Tacit’s eyes flittered around the cavern. He sensed a trap. The silence was too great, the wolves’ subservience too apparent. He took out his silver revolver and held it up, the cylinder facing the wolves, to show he was armed and armed appropriately. Silver was the only weapon of use against the wolf, silver like that of the moonbeams which so confounded them in the dead of night. One or two of them again wept at the weapon’s appearance, but the rest sat and eyed the Inquisitor with a melancholy quiet.
For several moments Tacit held the gun in the air, waiting for anything which confirmed a trap, a reaction, a muttering, a sudden movement. But all the massed wolves, thirty or forty of them, sat staring at him, unmoving.

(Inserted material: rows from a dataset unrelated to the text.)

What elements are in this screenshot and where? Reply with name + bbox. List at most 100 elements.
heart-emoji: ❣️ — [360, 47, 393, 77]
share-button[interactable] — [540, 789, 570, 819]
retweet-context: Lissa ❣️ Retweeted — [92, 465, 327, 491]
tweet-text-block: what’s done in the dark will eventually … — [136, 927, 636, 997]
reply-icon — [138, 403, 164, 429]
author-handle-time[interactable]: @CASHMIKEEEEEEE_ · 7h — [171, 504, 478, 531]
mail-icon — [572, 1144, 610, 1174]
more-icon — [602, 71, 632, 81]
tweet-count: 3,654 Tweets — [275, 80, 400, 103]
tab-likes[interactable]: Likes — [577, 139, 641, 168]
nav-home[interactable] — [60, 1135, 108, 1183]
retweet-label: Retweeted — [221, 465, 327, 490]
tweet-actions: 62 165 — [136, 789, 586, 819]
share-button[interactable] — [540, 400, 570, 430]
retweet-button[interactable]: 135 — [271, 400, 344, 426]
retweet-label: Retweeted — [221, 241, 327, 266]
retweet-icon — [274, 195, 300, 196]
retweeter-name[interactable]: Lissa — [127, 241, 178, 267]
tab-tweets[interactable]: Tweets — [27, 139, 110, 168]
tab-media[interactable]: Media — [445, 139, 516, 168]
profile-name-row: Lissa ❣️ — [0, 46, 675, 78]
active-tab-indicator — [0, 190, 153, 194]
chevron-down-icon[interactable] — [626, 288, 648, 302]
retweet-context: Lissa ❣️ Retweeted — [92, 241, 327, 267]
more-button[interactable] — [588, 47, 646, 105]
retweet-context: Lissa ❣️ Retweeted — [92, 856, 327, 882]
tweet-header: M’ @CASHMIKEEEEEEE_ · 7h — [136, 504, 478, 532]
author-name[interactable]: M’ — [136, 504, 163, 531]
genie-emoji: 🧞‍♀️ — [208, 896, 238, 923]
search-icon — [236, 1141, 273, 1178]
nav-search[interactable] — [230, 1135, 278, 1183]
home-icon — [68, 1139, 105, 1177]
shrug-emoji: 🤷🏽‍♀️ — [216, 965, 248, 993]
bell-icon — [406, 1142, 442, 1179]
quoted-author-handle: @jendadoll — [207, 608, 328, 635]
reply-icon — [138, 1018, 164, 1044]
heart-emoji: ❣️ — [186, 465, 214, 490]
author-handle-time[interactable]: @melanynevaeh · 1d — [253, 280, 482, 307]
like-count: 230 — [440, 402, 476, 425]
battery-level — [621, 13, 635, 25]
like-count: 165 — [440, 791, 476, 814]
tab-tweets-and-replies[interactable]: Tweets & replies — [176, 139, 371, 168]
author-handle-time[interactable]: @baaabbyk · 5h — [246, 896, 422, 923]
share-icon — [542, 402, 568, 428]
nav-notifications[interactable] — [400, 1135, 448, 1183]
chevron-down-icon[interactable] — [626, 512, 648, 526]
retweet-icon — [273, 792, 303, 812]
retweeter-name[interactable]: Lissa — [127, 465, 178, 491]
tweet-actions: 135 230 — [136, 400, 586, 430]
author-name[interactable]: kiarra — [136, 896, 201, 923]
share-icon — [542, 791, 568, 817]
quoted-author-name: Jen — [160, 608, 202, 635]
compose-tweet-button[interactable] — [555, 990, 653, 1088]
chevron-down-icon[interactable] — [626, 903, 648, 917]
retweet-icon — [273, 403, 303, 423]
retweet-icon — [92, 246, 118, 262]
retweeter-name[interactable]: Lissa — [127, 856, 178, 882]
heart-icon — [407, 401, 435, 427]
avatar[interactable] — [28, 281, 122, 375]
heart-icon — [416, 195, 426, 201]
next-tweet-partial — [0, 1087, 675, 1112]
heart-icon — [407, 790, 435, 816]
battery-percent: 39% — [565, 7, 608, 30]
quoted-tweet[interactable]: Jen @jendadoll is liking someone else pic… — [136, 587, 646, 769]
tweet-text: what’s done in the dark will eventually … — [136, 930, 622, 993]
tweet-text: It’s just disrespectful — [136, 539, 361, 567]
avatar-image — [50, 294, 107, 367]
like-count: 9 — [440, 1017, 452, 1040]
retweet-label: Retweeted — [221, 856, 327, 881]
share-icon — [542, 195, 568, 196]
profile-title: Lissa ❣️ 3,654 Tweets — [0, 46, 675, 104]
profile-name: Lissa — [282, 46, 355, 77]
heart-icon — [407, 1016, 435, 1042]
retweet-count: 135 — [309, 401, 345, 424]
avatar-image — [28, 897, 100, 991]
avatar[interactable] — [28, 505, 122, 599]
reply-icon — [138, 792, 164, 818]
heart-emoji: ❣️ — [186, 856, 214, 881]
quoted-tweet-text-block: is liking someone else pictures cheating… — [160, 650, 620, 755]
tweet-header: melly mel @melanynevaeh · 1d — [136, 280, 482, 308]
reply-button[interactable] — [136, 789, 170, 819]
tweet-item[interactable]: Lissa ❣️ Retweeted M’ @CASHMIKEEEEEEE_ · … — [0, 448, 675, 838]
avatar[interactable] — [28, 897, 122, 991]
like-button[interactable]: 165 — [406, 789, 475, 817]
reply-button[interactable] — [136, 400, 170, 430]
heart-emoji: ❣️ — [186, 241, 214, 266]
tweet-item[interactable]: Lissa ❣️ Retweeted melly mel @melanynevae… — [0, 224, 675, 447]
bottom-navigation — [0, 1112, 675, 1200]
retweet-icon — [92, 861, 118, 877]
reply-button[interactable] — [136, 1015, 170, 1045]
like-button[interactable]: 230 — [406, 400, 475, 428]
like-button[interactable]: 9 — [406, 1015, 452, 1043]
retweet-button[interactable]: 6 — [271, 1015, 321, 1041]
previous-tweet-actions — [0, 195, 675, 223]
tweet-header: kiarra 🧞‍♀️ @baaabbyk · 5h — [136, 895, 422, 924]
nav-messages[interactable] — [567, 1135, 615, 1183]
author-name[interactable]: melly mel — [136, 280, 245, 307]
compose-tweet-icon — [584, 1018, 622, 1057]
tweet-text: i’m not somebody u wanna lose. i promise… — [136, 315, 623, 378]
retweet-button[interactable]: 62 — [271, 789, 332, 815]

“Hmm,” muttered Tacit, and for once he was at a loss. But there was nothing else for it. He stepped forward towards the human wolf kneeling before him. He lowered the revolver at the rank head of the creature and cocked the hammer.
And it was then that all hell broke loose. From every angle, the wolves leapt. Tacit turned and fired twice, two wolves cartwheeling backwards, dead in the air, then ground under foot by the hordes of others bearing down on him. Within the maelstrom of bodies, Tacit’s lantern was lost, darkness enveloping him. He struck a figure square in the face, breaking his jaw and sending him sprawling. He got a thumb into an eye socket of another and dug deep, pressing through the eye ball and into the brain beyond. But there were too many hands on him, hard fingers groping and striking, pinning him down. He butted another figure in the nose and sent it reeling backwards but, unable to fight against the tide of wretchedness, his limbs were spread and his face was pushed firm into the rancid dirt of the cavern. And then a hard sharp object struck the back of his head and everything went black.